After his freelance move, Maior “really wanted[s] stand up for the oppressed,” she said in an earlier phone interview. In addition to working remotely from the Phoenix area when relocating the practice of around 25-year-old LaTourette, she says she would like to one day open a nonprofit organization focused on advocating for the suppression of stigma around mental health. Her decision to go independent also reflects her own internal transition, she said.
“I identified with my trauma and the situations I went through and felt that I was not good enough to be able to support clients. I struggled with that for a long time,” Maior said. “There was always this inner challenge of ‘Can I do it? Am I good enough? The most important thing was really honoring myself and honoring my dignity.
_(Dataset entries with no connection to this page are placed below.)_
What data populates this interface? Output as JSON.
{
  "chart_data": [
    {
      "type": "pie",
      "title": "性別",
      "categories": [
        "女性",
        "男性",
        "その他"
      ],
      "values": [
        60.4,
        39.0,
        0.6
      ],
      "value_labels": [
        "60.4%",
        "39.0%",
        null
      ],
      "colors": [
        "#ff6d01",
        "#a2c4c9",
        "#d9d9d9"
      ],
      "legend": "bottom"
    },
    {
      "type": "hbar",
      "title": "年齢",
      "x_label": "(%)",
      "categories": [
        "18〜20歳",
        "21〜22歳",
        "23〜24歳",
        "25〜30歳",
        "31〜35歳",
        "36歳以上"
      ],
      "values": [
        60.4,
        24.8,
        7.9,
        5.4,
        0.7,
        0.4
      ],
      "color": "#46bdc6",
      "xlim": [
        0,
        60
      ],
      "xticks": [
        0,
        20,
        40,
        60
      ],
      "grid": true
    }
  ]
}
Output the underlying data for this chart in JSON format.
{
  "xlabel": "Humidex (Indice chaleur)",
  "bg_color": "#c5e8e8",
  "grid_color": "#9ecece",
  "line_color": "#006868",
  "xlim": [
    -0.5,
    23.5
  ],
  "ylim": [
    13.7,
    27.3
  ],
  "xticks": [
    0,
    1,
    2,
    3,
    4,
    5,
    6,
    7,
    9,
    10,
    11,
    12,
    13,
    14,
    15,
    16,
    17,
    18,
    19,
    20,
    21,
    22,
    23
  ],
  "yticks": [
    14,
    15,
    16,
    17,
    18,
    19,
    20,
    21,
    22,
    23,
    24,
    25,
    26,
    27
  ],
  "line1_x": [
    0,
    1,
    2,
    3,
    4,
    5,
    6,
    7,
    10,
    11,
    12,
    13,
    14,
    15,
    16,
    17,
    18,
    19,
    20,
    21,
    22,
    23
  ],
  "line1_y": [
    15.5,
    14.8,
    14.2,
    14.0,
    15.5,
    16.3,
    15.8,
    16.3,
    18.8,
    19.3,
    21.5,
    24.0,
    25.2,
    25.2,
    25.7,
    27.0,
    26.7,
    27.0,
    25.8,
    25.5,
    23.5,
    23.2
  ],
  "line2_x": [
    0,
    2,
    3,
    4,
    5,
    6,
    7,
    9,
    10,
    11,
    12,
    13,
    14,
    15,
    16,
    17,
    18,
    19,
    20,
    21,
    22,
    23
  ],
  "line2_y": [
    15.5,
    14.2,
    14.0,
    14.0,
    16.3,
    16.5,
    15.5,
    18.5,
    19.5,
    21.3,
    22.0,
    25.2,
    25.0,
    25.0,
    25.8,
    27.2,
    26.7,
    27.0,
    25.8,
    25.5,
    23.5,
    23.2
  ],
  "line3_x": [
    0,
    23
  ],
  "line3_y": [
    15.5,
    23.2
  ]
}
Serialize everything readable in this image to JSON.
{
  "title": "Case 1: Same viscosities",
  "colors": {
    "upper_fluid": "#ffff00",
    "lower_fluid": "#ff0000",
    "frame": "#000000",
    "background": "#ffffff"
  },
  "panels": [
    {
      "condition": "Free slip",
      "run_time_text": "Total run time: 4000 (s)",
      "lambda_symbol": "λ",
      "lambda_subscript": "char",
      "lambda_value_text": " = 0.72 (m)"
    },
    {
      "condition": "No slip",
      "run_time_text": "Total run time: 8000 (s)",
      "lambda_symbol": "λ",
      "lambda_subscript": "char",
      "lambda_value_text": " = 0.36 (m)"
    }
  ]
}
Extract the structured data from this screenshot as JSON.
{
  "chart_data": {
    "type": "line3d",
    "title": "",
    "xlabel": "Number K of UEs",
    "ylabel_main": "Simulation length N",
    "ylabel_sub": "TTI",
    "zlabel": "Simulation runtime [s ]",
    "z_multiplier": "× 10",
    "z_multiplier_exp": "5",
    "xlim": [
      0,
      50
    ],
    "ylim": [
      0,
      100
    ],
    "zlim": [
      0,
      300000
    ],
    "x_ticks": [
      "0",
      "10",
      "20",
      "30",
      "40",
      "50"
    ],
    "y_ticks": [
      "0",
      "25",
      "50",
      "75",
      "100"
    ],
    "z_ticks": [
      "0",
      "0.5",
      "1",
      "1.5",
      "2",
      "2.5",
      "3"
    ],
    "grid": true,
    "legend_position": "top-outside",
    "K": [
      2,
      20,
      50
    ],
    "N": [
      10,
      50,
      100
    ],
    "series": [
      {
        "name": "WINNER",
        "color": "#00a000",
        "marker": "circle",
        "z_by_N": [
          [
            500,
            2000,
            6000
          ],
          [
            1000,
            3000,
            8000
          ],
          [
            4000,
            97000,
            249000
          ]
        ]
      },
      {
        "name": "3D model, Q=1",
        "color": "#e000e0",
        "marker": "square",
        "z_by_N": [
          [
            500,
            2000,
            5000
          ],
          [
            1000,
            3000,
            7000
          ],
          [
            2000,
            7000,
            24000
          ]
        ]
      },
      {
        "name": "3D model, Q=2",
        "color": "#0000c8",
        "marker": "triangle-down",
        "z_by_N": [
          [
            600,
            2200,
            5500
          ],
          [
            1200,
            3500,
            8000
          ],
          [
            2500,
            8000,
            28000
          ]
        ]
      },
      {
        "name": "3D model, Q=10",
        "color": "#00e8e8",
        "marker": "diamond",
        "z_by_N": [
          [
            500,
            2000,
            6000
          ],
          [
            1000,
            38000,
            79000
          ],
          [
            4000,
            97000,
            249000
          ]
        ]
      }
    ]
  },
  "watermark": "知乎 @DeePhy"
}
For her part, LaTourette said she will now refer new clients to Maior and collaborate with her on existing clients as part of the firm’s succession. Maior is also the first member of the fledgling Rainbow Network, with “another on my radar” behind her and others on the way, LaTourette said, citing LPL’s network as a model.
“As soon as we start recruiting, I think it’s going to go pretty fast,” she said. “We need to be broader about it, and the other thing is the money is coming out of the community.”